D'ailleurs, la présente résolution a été bloquée, elle aussi: abordée en plénière il y a peu (c'était il y a quelques mois), elle a été renvoyée en commission parce qu'il fallait - prétendument - absolument la retravailler; elle a été traitée pendant vingt minutes, entre deux portes, et est de retour maintenant. Le délai donné pour la reddition du rapport était de plus de quatre mois, ce qui est complètement inhabituel, et en plus celui-ci a été déposé avec un net retard. Et pourquoi cela ? Eh bien aujourd'hui, Mesdames et Messieurs de la droite - vous transmettrez, Monsieur le président -, vous allez devoir vous exprimer sur le fait que vous souhaitez restreindre le droit à l'autodétermination de personnes capables de discernement ! (Applaudissements.)
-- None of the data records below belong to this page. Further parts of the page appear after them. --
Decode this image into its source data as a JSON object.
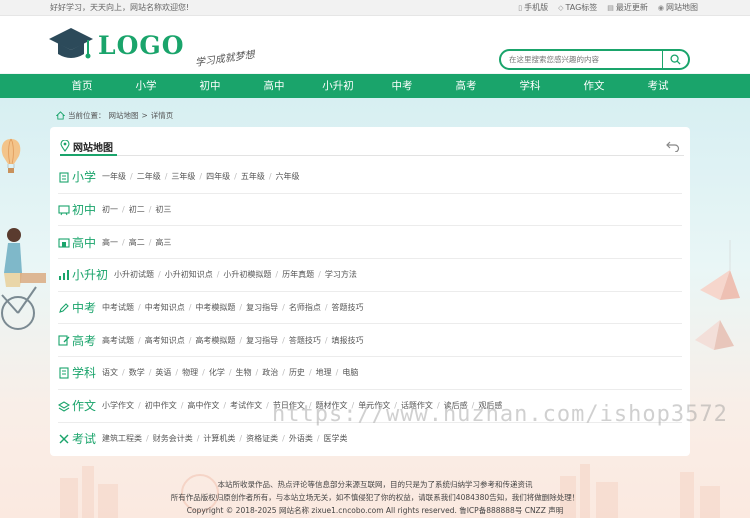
{
  "topbar": {
    "welcome": "好好学习，天天向上，网站名称欢迎您!",
    "links": [
      {
        "icon": "mobile-icon",
        "label": "手机版"
      },
      {
        "icon": "tag-icon",
        "label": "TAG标签"
      },
      {
        "icon": "document-icon",
        "label": "最近更新"
      },
      {
        "icon": "location-icon",
        "label": "网站地图"
      }
    ]
  },
  "header": {
    "logo_text": "LOGO",
    "slogan": "学习成就梦想",
    "search_placeholder": "在这里搜索您感兴趣的内容"
  },
  "nav": [
    "首页",
    "小学",
    "初中",
    "高中",
    "小升初",
    "中考",
    "高考",
    "学科",
    "作文",
    "考试"
  ],
  "breadcrumb": {
    "prefix": "当前位置：",
    "site_map": "网站地图",
    "separator": ">",
    "current": "详情页"
  },
  "card": {
    "title": "网站地图"
  },
  "rows": [
    {
      "icon": "building-icon",
      "label": "小学",
      "items": [
        "一年级",
        "二年级",
        "三年级",
        "四年级",
        "五年级",
        "六年级"
      ]
    },
    {
      "icon": "blackboard-icon",
      "label": "初中",
      "items": [
        "初一",
        "初二",
        "初三"
      ]
    },
    {
      "icon": "school-icon",
      "label": "高中",
      "items": [
        "高一",
        "高二",
        "高三"
      ]
    },
    {
      "icon": "bar-chart-icon",
      "label": "小升初",
      "items": [
        "小升初试题",
        "小升初知识点",
        "小升初模拟题",
        "历年真题",
        "学习方法"
      ]
    },
    {
      "icon": "edit-icon",
      "label": "中考",
      "items": [
        "中考试题",
        "中考知识点",
        "中考模拟题",
        "复习指导",
        "名师指点",
        "答题技巧"
      ]
    },
    {
      "icon": "pencil-icon",
      "label": "高考",
      "items": [
        "高考试题",
        "高考知识点",
        "高考模拟题",
        "复习指导",
        "答题技巧",
        "填报技巧"
      ]
    },
    {
      "icon": "notebook-icon",
      "label": "学科",
      "items": [
        "语文",
        "数学",
        "英语",
        "物理",
        "化学",
        "生物",
        "政治",
        "历史",
        "地理",
        "电脑"
      ]
    },
    {
      "icon": "layers-icon",
      "label": "作文",
      "items": [
        "小学作文",
        "初中作文",
        "高中作文",
        "考试作文",
        "节日作文",
        "题材作文",
        "单元作文",
        "话题作文",
        "读后感",
        "观后感"
      ]
    },
    {
      "icon": "tools-icon",
      "label": "考试",
      "items": [
        "建筑工程类",
        "财务会计类",
        "计算机类",
        "资格证类",
        "外语类",
        "医学类"
      ]
    }
  ],
  "footer": {
    "line1": "本站所收录作品、热点评论等信息部分来源互联网，目的只是为了系统归纳学习参考和传递资讯",
    "line2": "所有作品版权归原创作者所有，与本站立场无关，如不慎侵犯了你的权益，请联系我们4084380告知，我们将做删除处理！",
    "line3": "Copyright © 2018-2025 网站名称 zixue1.cncobo.com All rights reserved. 鲁ICP备888888号 CNZZ 声明"
  },
  "watermark": "https://www.huzhan.com/ishop3572",
  "colors": {
    "brand": "#1aa46b",
    "logo_dark": "#2c4a5a"
  }
}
M. Yves de Matteis (Ve), rapporteur de deuxième minorité. Oui, on argue souvent que les résolutions genevoises sont mal reçues à Berne (j'anticipe un petit peu), où la plupart des partis présents ici sont représentés au sein des deux Chambres. Cela signifie-t-il pour autant que ces textes sont inutiles ? Si c'était le cas, eh bien ce levier n'existerait tout simplement pas.

Par ailleurs, nous avons presque toutes et tous déjà voté en faveur d'une proposition adressée à l'Assemblée fédérale; citons la R 1038, la R 1044, la R 1035, la R 1026 sur le conflit israélo-palestinien, la R 1044 relative au Haut-Karabagh, la R 1042 pour la défense des espèces menacées et la libération de Paul Watson, des résolutions qui portent toutes sur des sujets clairement en dehors du champ de nos compétences cantonales. La R 903 qui nous occupe ici, quant à elle, concerne des personnes vivant sur notre territoire, y compris dans notre canton, ce qui devrait plutôt convaincre les députés rétifs à l'exercice.
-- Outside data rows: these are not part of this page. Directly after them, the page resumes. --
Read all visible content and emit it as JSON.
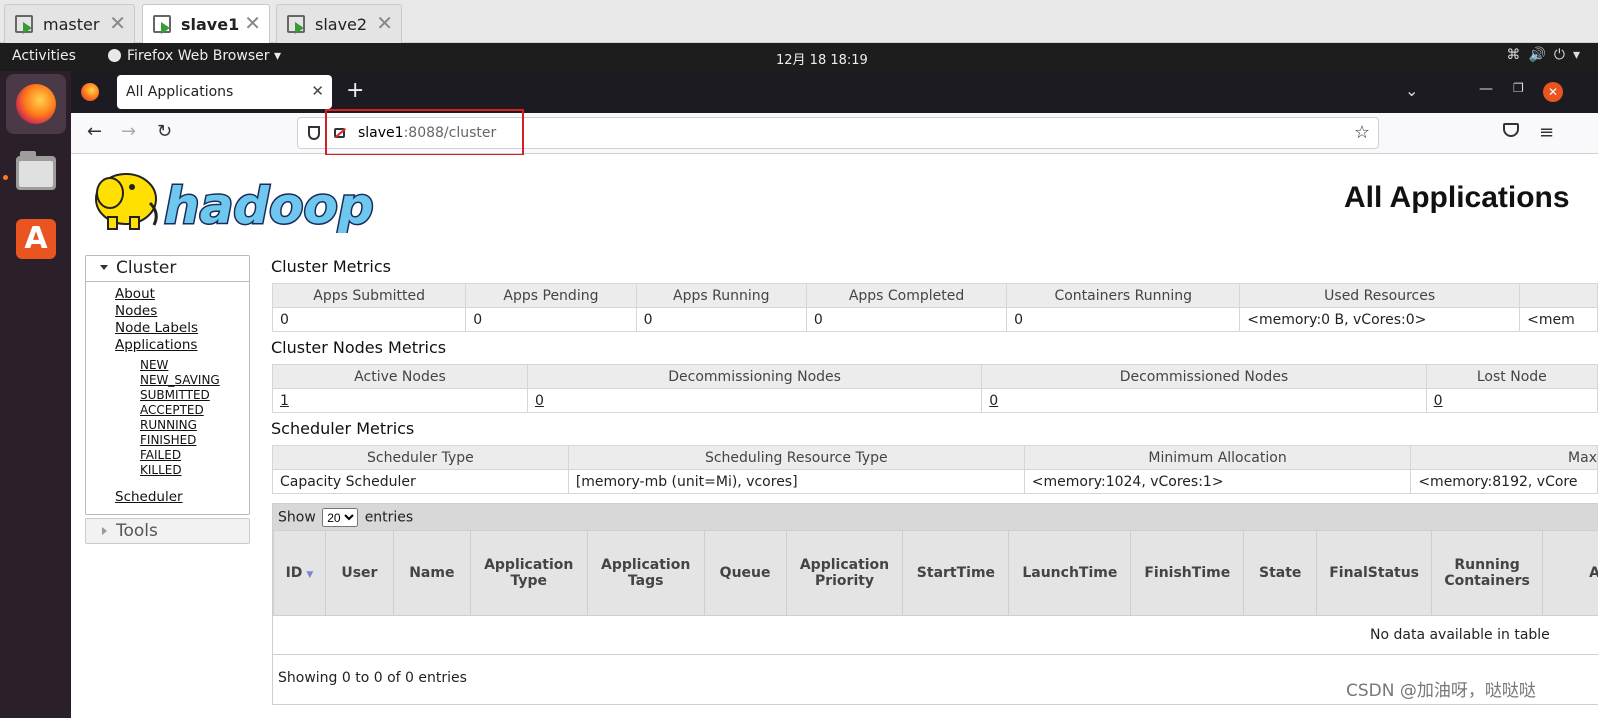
{
  "vm_tabs": [
    {
      "label": "master",
      "active": false
    },
    {
      "label": "slave1",
      "active": true
    },
    {
      "label": "slave2",
      "active": false
    }
  ],
  "topbar": {
    "activities": "Activities",
    "app": "Firefox Web Browser ▾",
    "clock": "12月 18  18:19"
  },
  "browser": {
    "tab_title": "All Applications",
    "url_host": "slave1",
    "url_path": ":8088/cluster"
  },
  "page": {
    "logo_text": "hadoop",
    "title": "All Applications"
  },
  "sidebar": {
    "cluster_label": "Cluster",
    "links": [
      "About",
      "Nodes",
      "Node Labels",
      "Applications"
    ],
    "app_states": [
      "NEW",
      "NEW_SAVING",
      "SUBMITTED",
      "ACCEPTED",
      "RUNNING",
      "FINISHED",
      "FAILED",
      "KILLED"
    ],
    "scheduler": "Scheduler",
    "tools_label": "Tools"
  },
  "cluster_metrics": {
    "title": "Cluster Metrics",
    "headers": [
      "Apps Submitted",
      "Apps Pending",
      "Apps Running",
      "Apps Completed",
      "Containers Running",
      "Used Resources",
      ""
    ],
    "values": [
      "0",
      "0",
      "0",
      "0",
      "0",
      "<memory:0 B, vCores:0>",
      "<mem"
    ]
  },
  "nodes_metrics": {
    "title": "Cluster Nodes Metrics",
    "headers": [
      "Active Nodes",
      "Decommissioning Nodes",
      "Decommissioned Nodes",
      "Lost Node"
    ],
    "values": [
      "1",
      "0",
      "0",
      "0"
    ]
  },
  "scheduler_metrics": {
    "title": "Scheduler Metrics",
    "headers": [
      "Scheduler Type",
      "Scheduling Resource Type",
      "Minimum Allocation",
      "Max"
    ],
    "values": [
      "Capacity Scheduler",
      "[memory-mb (unit=Mi), vcores]",
      "<memory:1024, vCores:1>",
      "<memory:8192, vCore"
    ]
  },
  "apps_table": {
    "show_label": "Show",
    "page_size": "20",
    "entries_label": "entries",
    "columns": [
      "ID",
      "User",
      "Name",
      "Application Type",
      "Application Tags",
      "Queue",
      "Application Priority",
      "StartTime",
      "LaunchTime",
      "FinishTime",
      "State",
      "FinalStatus",
      "Running Containers",
      "A"
    ],
    "empty_text": "No data available in table",
    "info": "Showing 0 to 0 of 0 entries"
  },
  "watermark": "CSDN @加油呀，哒哒哒"
}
Un autre argument pour justifier le refus de cet objet consiste à déclarer - cela a été fait - que certaines de ses invites sont caduques. C'est vrai, mais ce n'est pas surprenant vu le temps perdu avec son renvoi en commission pour qu'il y soit abordé vingt minutes sans la moindre audition et vu le temps qu'il a fallu avant que le rapport nous parvienne. La résolution a été déposée en 2019, nous sommes en 2025. Bien sûr, nous n'avons pas eu le temps de discuter de possibles modifications en commission compte tenu du traitement expéditif qui lui a été réservé.

C'est la raison pour laquelle plusieurs amendements vous sont soumis aujourd'hui. Il s'agit de restituer l'esprit initial du texte tout en renouvelant sa pertinence, en le mettant davantage en cohérence avec l'actualité. En effet, beaucoup de choses se sont passées ces derniers mois: pas plus tard qu'en novembre dernier, par exemple, la Commission nationale d'éthique a communiqué une prise de position sur ce thème tandis qu'en mars, soit il y a un mois à peine, un document encore plus important, valable pour la Suisse, l'Allemagne et l'Autriche, a été publié par l'association des sociétés scientifiques et médicales en Allemagne.
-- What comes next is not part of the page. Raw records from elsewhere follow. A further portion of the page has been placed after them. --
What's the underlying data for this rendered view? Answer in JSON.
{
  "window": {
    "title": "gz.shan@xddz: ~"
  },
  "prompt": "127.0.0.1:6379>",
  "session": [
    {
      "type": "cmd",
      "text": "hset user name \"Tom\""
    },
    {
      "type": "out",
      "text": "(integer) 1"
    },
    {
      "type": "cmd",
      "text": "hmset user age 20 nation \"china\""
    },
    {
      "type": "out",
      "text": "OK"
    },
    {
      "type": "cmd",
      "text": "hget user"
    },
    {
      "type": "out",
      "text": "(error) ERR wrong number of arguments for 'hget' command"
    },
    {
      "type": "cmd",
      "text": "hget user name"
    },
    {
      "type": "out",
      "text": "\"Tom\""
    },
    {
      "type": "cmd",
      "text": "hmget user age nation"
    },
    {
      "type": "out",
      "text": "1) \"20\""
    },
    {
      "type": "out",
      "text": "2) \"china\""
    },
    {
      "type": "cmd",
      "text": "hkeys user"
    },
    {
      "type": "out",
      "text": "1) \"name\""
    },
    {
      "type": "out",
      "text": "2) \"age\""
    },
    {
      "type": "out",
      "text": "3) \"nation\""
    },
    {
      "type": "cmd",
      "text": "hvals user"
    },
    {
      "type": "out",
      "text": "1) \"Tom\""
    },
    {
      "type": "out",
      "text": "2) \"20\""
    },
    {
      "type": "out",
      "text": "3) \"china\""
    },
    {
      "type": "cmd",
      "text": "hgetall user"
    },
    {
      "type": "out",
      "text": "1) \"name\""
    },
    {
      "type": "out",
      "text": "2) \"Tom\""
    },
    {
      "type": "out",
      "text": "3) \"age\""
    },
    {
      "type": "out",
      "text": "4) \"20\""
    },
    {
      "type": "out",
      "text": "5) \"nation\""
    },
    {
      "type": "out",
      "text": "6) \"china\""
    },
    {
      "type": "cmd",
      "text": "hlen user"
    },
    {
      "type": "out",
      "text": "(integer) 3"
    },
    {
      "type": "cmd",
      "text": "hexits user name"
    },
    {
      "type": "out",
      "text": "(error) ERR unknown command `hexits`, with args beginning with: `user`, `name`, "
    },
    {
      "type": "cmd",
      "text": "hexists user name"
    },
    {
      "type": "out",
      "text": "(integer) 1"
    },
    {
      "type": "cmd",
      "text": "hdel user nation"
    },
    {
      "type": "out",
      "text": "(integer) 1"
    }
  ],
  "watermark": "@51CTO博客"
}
N'étant pas concerné spécifiquement par ce sujet et ne possédant pas de compétences dans le domaine, j'ai pris la peine de prendre conseil auprès d'organismes spécialisés, comme l'association ÉPICÈNE ou la Fédération genevoise des associations LGBT qui avaient d'ailleurs été consultées lors de la rédaction de la LED-Genre, loi votée très largement par notre parlement. J'en profite pour remercier au passage ces organisations.

Cela m'a conduit à vous présenter trois amendements. Tout d'abord, en lieu et place de la première invite, caduque, nous pourrions adopter une disposition demandant à l'Assemblée fédérale de rappeler leurs devoirs aux caisses d'assurance-maladie, lesquelles, bien que tenues de rembourser l'intégralité des prestations médicales et chirurgicales liées à la transition de genre, renâclent souvent à le faire ou s'exécutent dans des délais trop longs.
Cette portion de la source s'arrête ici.